If-None-Match: "abc123"

If unchanged, the server returns:

304 Not Modified

Last‑Modified example

Last-Modified: Tue, 05 Jan 2026 10:00:00 GMT

Browser sends:

If-Modified-Since: Tue, 05 Jan 2026 10:00:00 GMT

Cache Storage vs IndexedDB vs LocalStorage

Picking the right storage layer for assets, structured data, and small flags.

Storage APIs
Storage type Best for Limits
Cache Storage API Storing HTTP responses and offline assets. Opaque responses count strongly toward origin quota.
IndexedDB Structured data, large datasets, search indexes. Async API and more complex data modeling.
LocalStorage Small key/value flags and user prefs. Small quota (~MBs), synchronous (blocks main thread).
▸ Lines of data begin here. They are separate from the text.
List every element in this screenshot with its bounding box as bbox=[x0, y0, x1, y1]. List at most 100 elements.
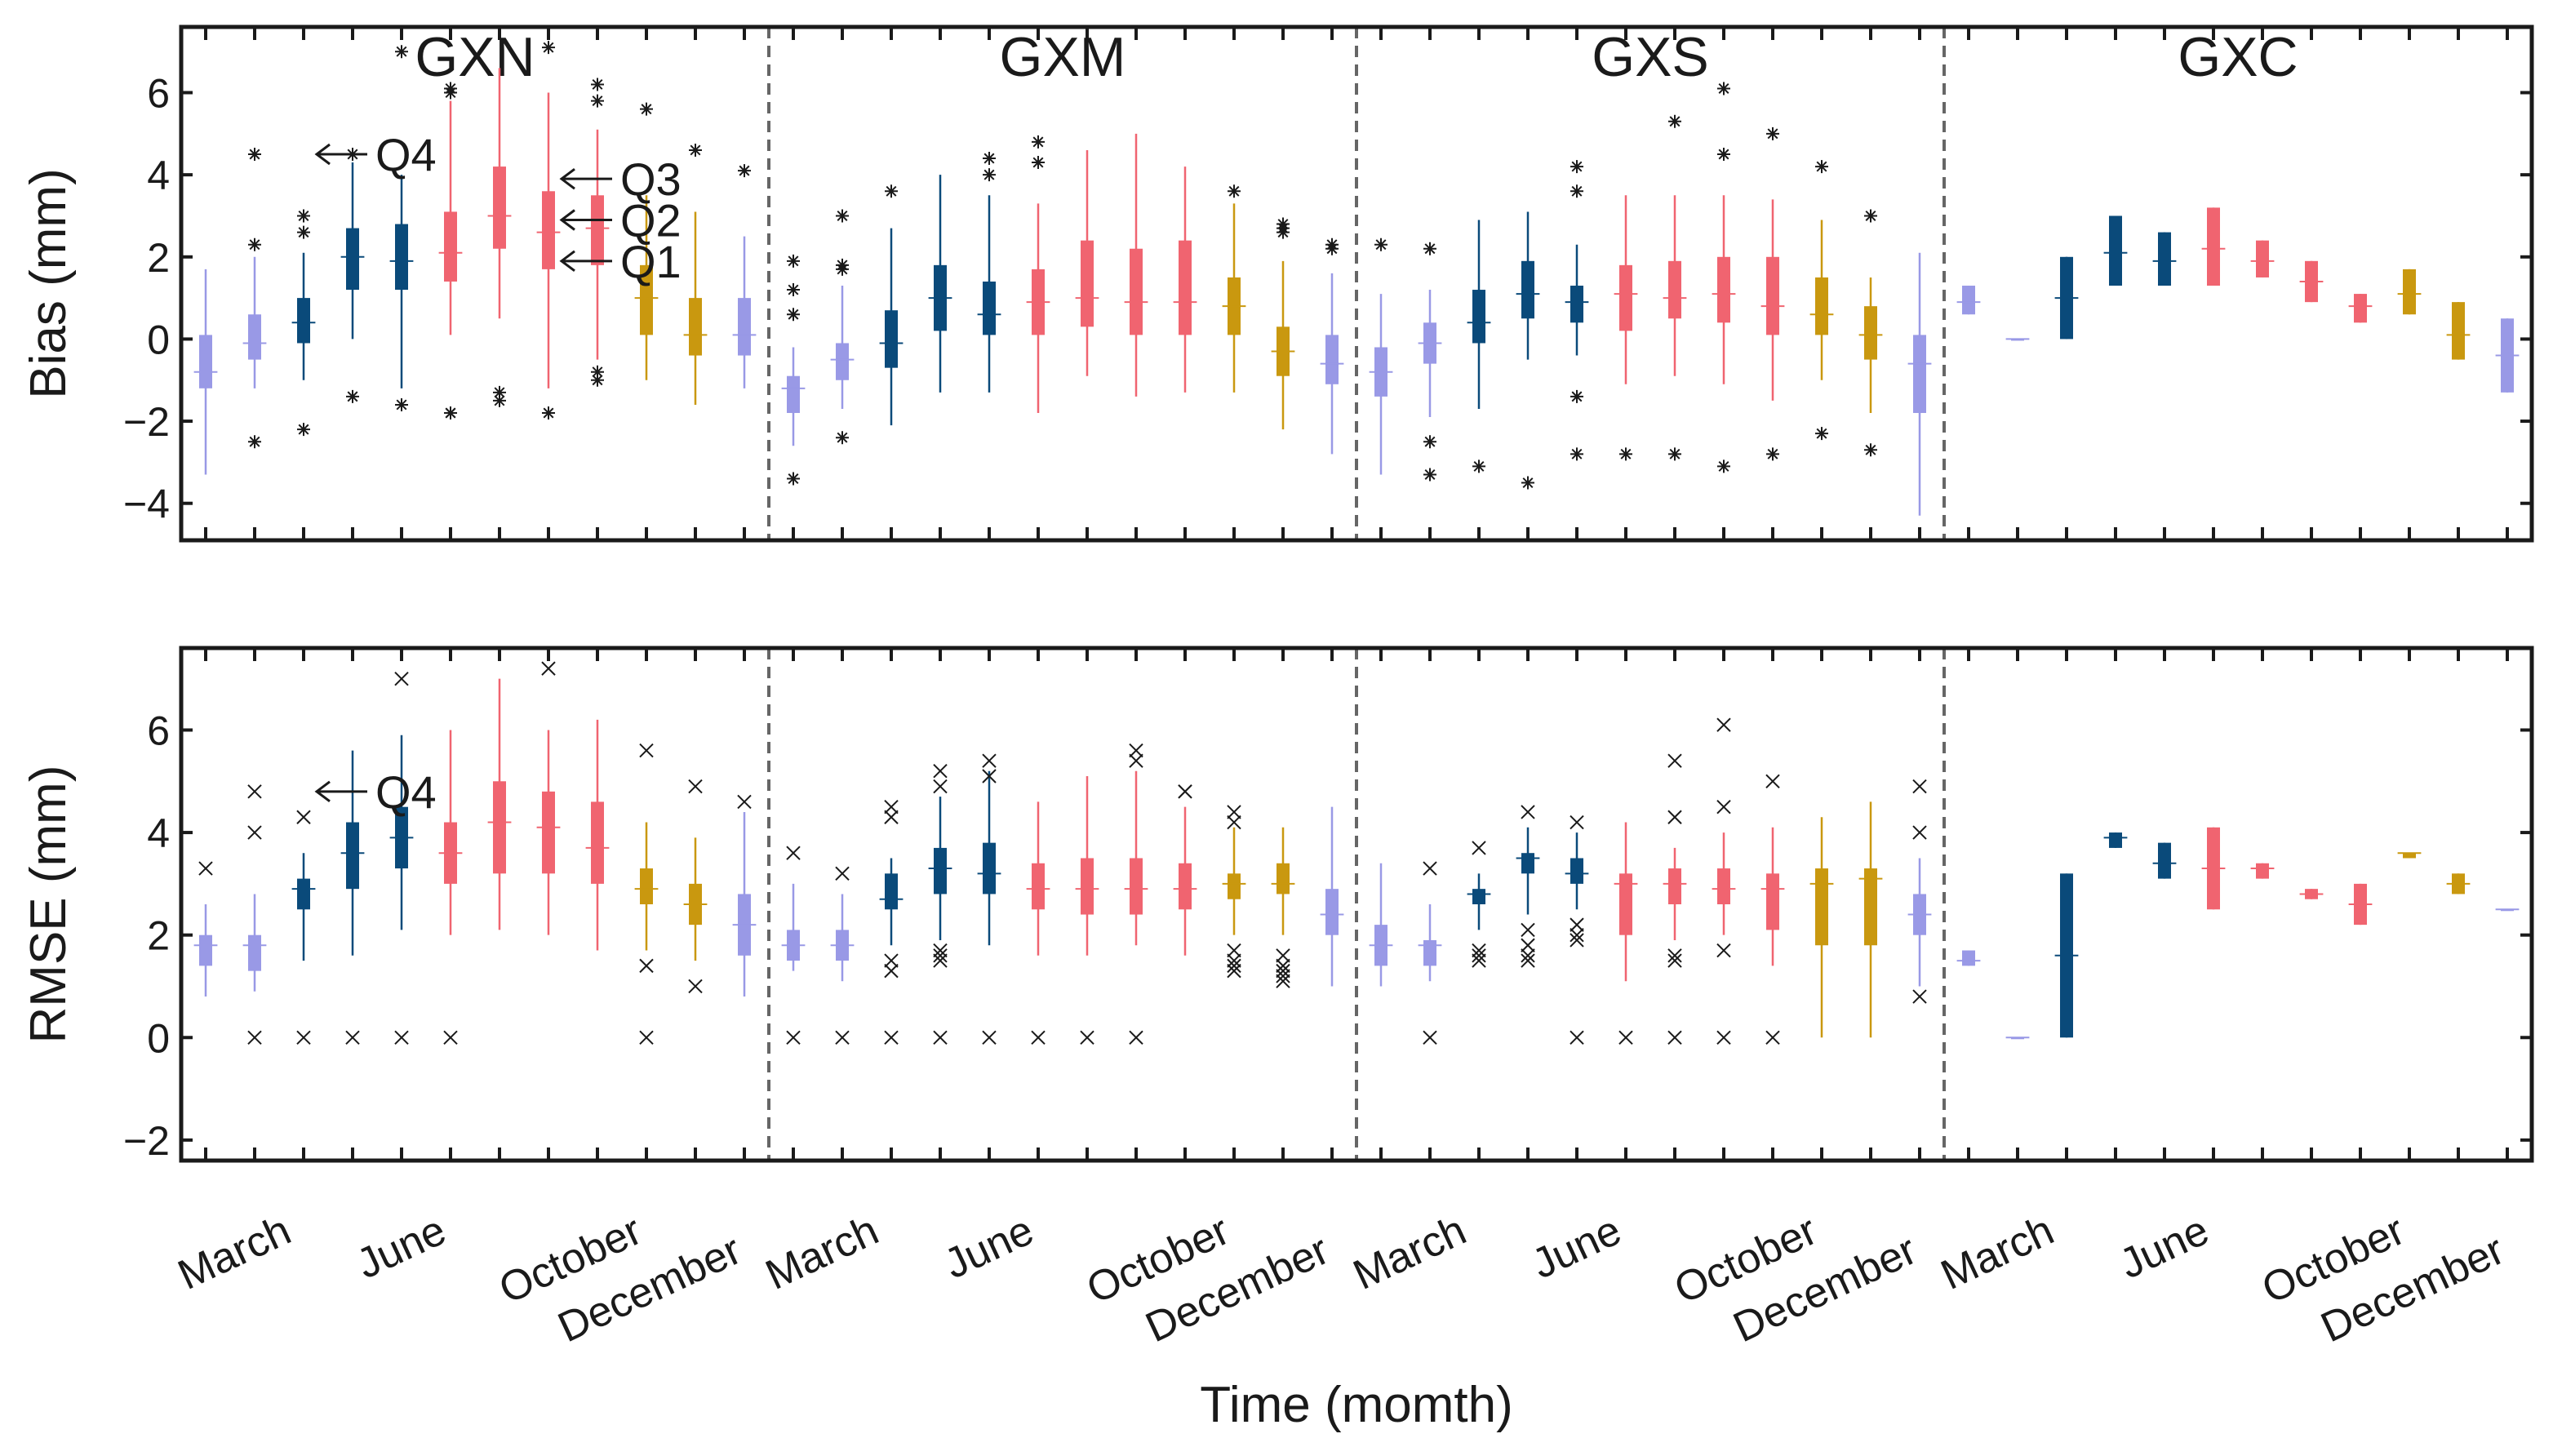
outlier-marker bbox=[983, 152, 996, 166]
y-tick-label: −4 bbox=[123, 482, 170, 527]
box-iqr bbox=[1081, 240, 1094, 327]
outlier-marker bbox=[737, 794, 752, 810]
box-iqr bbox=[787, 375, 800, 414]
outlier-marker bbox=[1570, 1030, 1584, 1045]
outlier-marker bbox=[542, 406, 555, 420]
outlier-marker bbox=[1129, 753, 1143, 768]
outlier-marker bbox=[591, 365, 604, 379]
box-iqr bbox=[1179, 240, 1192, 335]
outlier-marker bbox=[689, 143, 702, 157]
outlier-marker bbox=[787, 283, 800, 297]
outlier-marker bbox=[885, 184, 898, 198]
outlier-marker bbox=[198, 861, 213, 876]
annotation-arrow bbox=[559, 167, 612, 190]
box-iqr bbox=[836, 343, 849, 380]
outlier-marker bbox=[1667, 1030, 1682, 1045]
outlier-marker bbox=[836, 262, 849, 276]
outlier-marker bbox=[1276, 969, 1290, 983]
outlier-marker bbox=[493, 393, 506, 407]
annotation-arrow bbox=[559, 209, 612, 231]
plot-frame bbox=[179, 646, 2534, 1163]
outlier-marker bbox=[394, 1030, 409, 1045]
annotation-label: Q1 bbox=[620, 236, 682, 287]
box-iqr bbox=[1130, 248, 1143, 335]
x-axis-label: Time (momth) bbox=[1200, 1377, 1512, 1433]
outlier-marker bbox=[982, 1030, 997, 1045]
outlier-marker bbox=[1765, 774, 1780, 788]
outlier-marker bbox=[247, 1030, 262, 1045]
box-iqr bbox=[1815, 277, 1828, 335]
box-iqr bbox=[297, 878, 310, 910]
box-iqr bbox=[1962, 286, 1975, 315]
outlier-marker bbox=[493, 385, 506, 399]
box-iqr bbox=[1325, 335, 1339, 384]
outlier-marker bbox=[1521, 922, 1535, 938]
outlier-marker bbox=[1472, 953, 1486, 968]
outlier-marker bbox=[395, 45, 408, 59]
outlier-marker bbox=[933, 943, 948, 958]
box-iqr bbox=[1032, 863, 1045, 910]
outlier-marker bbox=[1276, 225, 1290, 239]
outlier-marker bbox=[1276, 963, 1290, 979]
y-tick-label: 6 bbox=[147, 71, 170, 117]
box-iqr bbox=[1815, 868, 1828, 946]
box-iqr bbox=[1962, 950, 1975, 966]
outlier-marker bbox=[1227, 963, 1241, 979]
outlier-marker bbox=[738, 164, 751, 178]
outlier-marker bbox=[1423, 861, 1437, 876]
outlier-marker bbox=[1521, 938, 1535, 952]
outlier-marker bbox=[1765, 1030, 1780, 1045]
outlier-marker bbox=[1129, 743, 1143, 758]
group-title: GXM bbox=[1000, 26, 1126, 88]
box-iqr bbox=[1276, 863, 1290, 894]
annotation-label: Q4 bbox=[375, 129, 437, 180]
outlier-marker bbox=[444, 406, 457, 420]
outlier-marker bbox=[1472, 943, 1486, 958]
box-iqr bbox=[591, 801, 604, 884]
box-iqr bbox=[934, 847, 947, 894]
outlier-marker bbox=[1815, 160, 1828, 174]
outlier-marker bbox=[1716, 943, 1731, 958]
outlier-marker bbox=[395, 397, 408, 411]
outlier-marker bbox=[541, 661, 556, 676]
outlier-marker bbox=[1521, 948, 1535, 963]
box-iqr bbox=[738, 298, 751, 356]
outlier-marker bbox=[1717, 459, 1730, 473]
outlier-marker bbox=[836, 209, 849, 223]
box-iqr bbox=[1668, 868, 1681, 904]
box-iqr bbox=[640, 264, 653, 335]
outlier-marker bbox=[1521, 953, 1535, 968]
outlier-marker bbox=[297, 225, 310, 239]
box-iqr bbox=[2109, 832, 2122, 848]
box-iqr bbox=[1179, 863, 1192, 910]
outlier-marker bbox=[345, 1030, 360, 1045]
outlier-marker bbox=[1570, 927, 1584, 943]
outlier-marker bbox=[394, 671, 409, 686]
box-iqr bbox=[1668, 260, 1681, 319]
y-tick-label: 4 bbox=[147, 810, 170, 856]
outlier-marker bbox=[1667, 810, 1682, 824]
outlier-marker bbox=[688, 779, 703, 794]
box-iqr bbox=[1570, 858, 1583, 884]
outlier-marker bbox=[542, 41, 555, 55]
y-tick-label: 0 bbox=[147, 317, 170, 362]
outlier-marker bbox=[787, 254, 800, 268]
outlier-marker bbox=[1912, 825, 1927, 840]
y-tick-label: 2 bbox=[147, 913, 170, 959]
outlier-marker bbox=[1766, 127, 1779, 140]
y-axis-label: RMSE (mm) bbox=[20, 766, 77, 1044]
outlier-marker bbox=[1570, 815, 1584, 830]
outlier-marker bbox=[443, 1030, 458, 1045]
box-iqr bbox=[640, 868, 653, 904]
outlier-marker bbox=[1521, 476, 1534, 490]
box-iqr bbox=[1228, 873, 1241, 899]
box-iqr bbox=[493, 781, 506, 874]
box-iqr bbox=[297, 298, 310, 344]
box-iqr bbox=[1521, 853, 1534, 874]
annotation-label: Q4 bbox=[375, 766, 437, 818]
outlier-marker bbox=[1570, 933, 1584, 948]
outlier-marker bbox=[884, 953, 899, 968]
box-iqr bbox=[248, 934, 261, 971]
box-iqr bbox=[444, 211, 457, 282]
outlier-marker bbox=[1423, 1030, 1437, 1045]
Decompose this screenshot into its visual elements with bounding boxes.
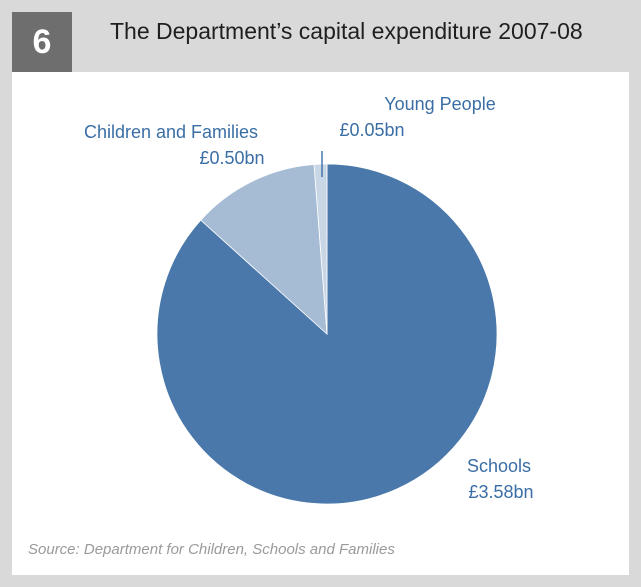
source-note: Source: Department for Children, Schools… <box>28 541 395 558</box>
label-young-people-name: Young People <box>384 94 495 114</box>
chart-title: The Department’s capital expenditure 200… <box>110 18 583 44</box>
label-children-families-name: Children and Families <box>84 122 258 142</box>
pie-slices <box>156 163 498 505</box>
label-schools-value: £3.58bn <box>468 482 533 502</box>
label-children-families-value: £0.50bn <box>199 148 264 168</box>
pie-slice-young-people <box>313 163 328 335</box>
label-schools-name: Schools <box>467 456 531 476</box>
figure-number: 6 <box>12 12 72 72</box>
pie-slice-children-families <box>200 164 328 335</box>
figure-header: 6 The Department’s capital expenditure 2… <box>0 0 641 72</box>
label-young-people-value: £0.05bn <box>339 120 404 140</box>
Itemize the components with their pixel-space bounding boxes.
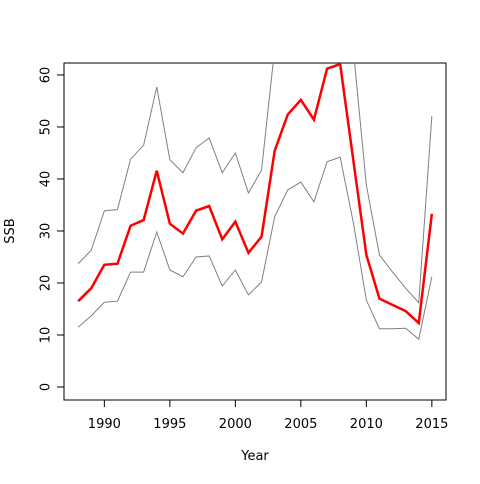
x-tick-label: 1995 — [153, 417, 186, 432]
y-tick-label: 0 — [39, 383, 54, 391]
y-tick-label: 50 — [39, 119, 54, 136]
y-tick-label: 10 — [39, 327, 54, 344]
y-tick-label: 30 — [39, 223, 54, 240]
y-tick-label: 40 — [39, 171, 54, 188]
x-tick-label: 2015 — [415, 417, 448, 432]
x-tick-label: 2000 — [219, 417, 252, 432]
series-line — [77, 63, 433, 304]
series-line — [77, 156, 433, 341]
x-tick-label: 1990 — [88, 417, 121, 432]
y-tick-label: 60 — [39, 67, 54, 84]
x-tick-label: 2010 — [350, 417, 383, 432]
y-axis-label: SSB — [3, 218, 18, 243]
series-line — [77, 63, 434, 326]
x-tick-label: 2005 — [284, 417, 317, 432]
lines — [77, 63, 434, 341]
x-axis-label: Year — [240, 449, 269, 464]
plot-frame — [63, 62, 447, 401]
y-tick-label: 20 — [39, 275, 54, 292]
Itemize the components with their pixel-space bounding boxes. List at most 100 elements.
Advanced service worker caching patterns

Choose a strategy per route or asset type instead of “one size fits all”.

Strategies

Cache‑first (great for static assets):

evt.respondWith(
  caches.match(evt.request).then(cached => cached || fetch(evt.request))
);

Network‑first (for APIs that must be fresh):

evt.respondWith(
  fetch(evt.request).catch(() => caches.match(evt.request))
);

Stale‑while‑revalidate (for UX + freshness):

evt.respondWith(
  caches.match(evt.request).then(cached => {
    const fetchPromise = fetch(evt.request).then(resp => {
      caches.open('dynamic').then(cache =>
        cache.put(evt.request, resp.clone())
      );
      return resp;
    });
    return cached || fetchPromise;
  })
);

Service worker request flow

How a fetch travels through your service worker’s routing logic.

Diagram
Browser request
      ↓
Service worker intercepts
      ↓
Is request in cache?
      ├─ Yes → Return cached response
      │
      └─ No  → Fetch from network
                  ↓
             Optionally save to cache
                  ↓
             Return network response

Real‑world caching examples

Copy‑paste header patterns for common scenarios.

Snippets

Static asset caching (versioned bundle):

Cache-Control: public, max-age=31536000, immutable

API responses (validate before reuse):

Cache-Control: no-cache

Sensitive data (never stored):

Cache-Control: no-store

Chrome cache quotas & limits

Origin‑scoped storage budgets and what happens when you exceed them.

Quotas
  • Chrome allocates a fraction of disk space per origin (exact numbers vary by platform).
  • Opaque responses (e.g. cross‑origin without CORS) count more heavily toward quota.
  • Eviction generally uses “least recently used” style heuristics when space is needed.

Debugging cache issues (checklist)

Systematically rule out which cache layer is serving stale content.

Checklist
  • Enable Network → Disable cache in DevTools to bypass the HTTP cache during testing.
  • Verify response headers for Cache-Control, ETag, and Last-Modified.
  • Check the Application → Service Workers panel for old workers still controlling the page.
  • Use chrome://cache or DevTools Application panels to confirm what’s stored.
  • Compare “Hard reload”, “Empty cache and hard reload”, and normal reload behavior.